The current implementation of batch reads implement scatter gather approach. The batch request is sent (scattered) to all nodes in the cluster, the individual nodes return the records that they have and client stitches (gather) responses from individual nodes and pass on the combined results to the application.
These aren’t atomic operations. The individual node gets the batch request, reads the record digests for requested records from the primary index tree and then start reading the individual records from the storage (memory or disk). Any changes to records (delete, expiry, eviction) or any changes to cluster state (migration) would affect the records returned by the batch call.
Consider 4 node cluster, 100 records in batch request and ~25 records being returned by each node. 5th node is added, and now with migrations kicking in you might only have ~20 records on each node and the batch request that was initiated with 4 node cluster, might get you ~80 records and wouldn’t find ~20 records which moved to other nodes.
I’m specifically interested in the read behavior when write master fails.
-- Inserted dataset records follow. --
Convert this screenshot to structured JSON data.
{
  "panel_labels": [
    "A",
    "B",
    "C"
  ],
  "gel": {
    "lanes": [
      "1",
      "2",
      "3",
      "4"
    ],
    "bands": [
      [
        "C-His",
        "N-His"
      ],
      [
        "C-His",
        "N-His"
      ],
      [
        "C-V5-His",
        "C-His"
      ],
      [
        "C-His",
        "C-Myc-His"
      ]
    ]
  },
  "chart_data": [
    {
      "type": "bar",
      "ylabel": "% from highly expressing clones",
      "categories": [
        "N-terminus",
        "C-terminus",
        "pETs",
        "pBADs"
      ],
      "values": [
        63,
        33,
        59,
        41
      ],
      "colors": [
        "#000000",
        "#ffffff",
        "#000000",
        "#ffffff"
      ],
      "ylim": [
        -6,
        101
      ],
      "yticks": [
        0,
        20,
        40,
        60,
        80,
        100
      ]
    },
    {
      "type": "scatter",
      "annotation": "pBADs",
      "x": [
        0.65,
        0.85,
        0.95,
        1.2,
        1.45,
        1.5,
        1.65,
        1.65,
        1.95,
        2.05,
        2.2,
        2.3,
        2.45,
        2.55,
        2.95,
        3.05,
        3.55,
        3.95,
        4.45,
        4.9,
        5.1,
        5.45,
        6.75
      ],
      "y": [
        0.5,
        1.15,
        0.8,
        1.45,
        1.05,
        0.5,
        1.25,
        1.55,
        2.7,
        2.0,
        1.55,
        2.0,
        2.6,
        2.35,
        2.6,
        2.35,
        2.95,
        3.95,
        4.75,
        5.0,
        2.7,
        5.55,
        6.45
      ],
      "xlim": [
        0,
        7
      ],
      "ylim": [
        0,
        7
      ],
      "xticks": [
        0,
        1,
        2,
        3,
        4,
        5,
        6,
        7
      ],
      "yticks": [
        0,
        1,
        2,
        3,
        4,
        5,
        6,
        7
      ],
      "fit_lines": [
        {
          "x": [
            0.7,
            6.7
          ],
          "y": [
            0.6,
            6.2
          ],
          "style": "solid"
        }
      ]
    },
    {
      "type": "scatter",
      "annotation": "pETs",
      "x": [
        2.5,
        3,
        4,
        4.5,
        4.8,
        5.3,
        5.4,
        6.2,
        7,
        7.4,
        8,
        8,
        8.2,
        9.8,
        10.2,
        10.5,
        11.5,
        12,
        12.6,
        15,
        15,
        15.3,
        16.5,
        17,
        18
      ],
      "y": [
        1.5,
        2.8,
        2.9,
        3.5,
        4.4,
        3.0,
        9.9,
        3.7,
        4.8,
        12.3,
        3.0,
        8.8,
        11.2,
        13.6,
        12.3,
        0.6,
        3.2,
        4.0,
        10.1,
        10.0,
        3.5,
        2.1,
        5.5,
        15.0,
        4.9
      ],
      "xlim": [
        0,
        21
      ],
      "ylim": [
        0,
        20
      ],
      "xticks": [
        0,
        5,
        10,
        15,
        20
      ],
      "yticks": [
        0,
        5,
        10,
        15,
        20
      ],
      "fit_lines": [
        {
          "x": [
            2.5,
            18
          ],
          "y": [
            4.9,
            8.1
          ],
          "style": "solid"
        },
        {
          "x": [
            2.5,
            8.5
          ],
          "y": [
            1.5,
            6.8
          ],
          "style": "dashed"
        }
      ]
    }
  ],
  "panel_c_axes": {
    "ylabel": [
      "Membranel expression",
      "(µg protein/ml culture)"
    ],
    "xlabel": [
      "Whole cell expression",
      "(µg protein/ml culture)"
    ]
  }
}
By default, read is done on write master. In case of non batch reads and write master fails, prole read ( via proxy ) happens. Is this the same case with batch reads too ?.
Also, the situation you explained above ( batch request of 100 and each node returned ~25 records ), isn’t the same will happen for non-batch reads too. For ex : consider 2 node cluster, each node has 50 records data. Now a single read request came and 3rd node is added, and now with migrations kicking in, you might not have data present in original node. Is this the right behaviour ?
Normal read and batch read operations differ in certain parts.
Consider, normal read situation:
App requests key:A, client determines that Node 1 is master for this key/record. The request is sent to Node1. In the meanwhile, the record is no longer on Node 1. It would proxy this request to the new master of Key:A or gets into duplicate resolution in case its still master but doesn’t have the key/record.
Consider batch read situation:
App requests key:A [and other keys] , client determines that Node 1 is master for this key:A/record. The request is sent to Node1. In the meanwhile, the record is no longer on Node 1. Batch reach doesn’t do proxy or duplicate resolution and would simply return empty record indicating that the record couldn’t be found
Yes, this answers my question. I just have one more question, if i retry the failed batch request, will it go to different node or the same failed node ?. Also the above behavior will remain same if we read from replicas.
The batch requests will return incomplete results only if the records migrate due cluster state change, between the batch request execution start and the actual record read. If the batch request is re-executed, going by the probability that the cluster won’t go through another cluster state change in the short time span, you should get the complete results.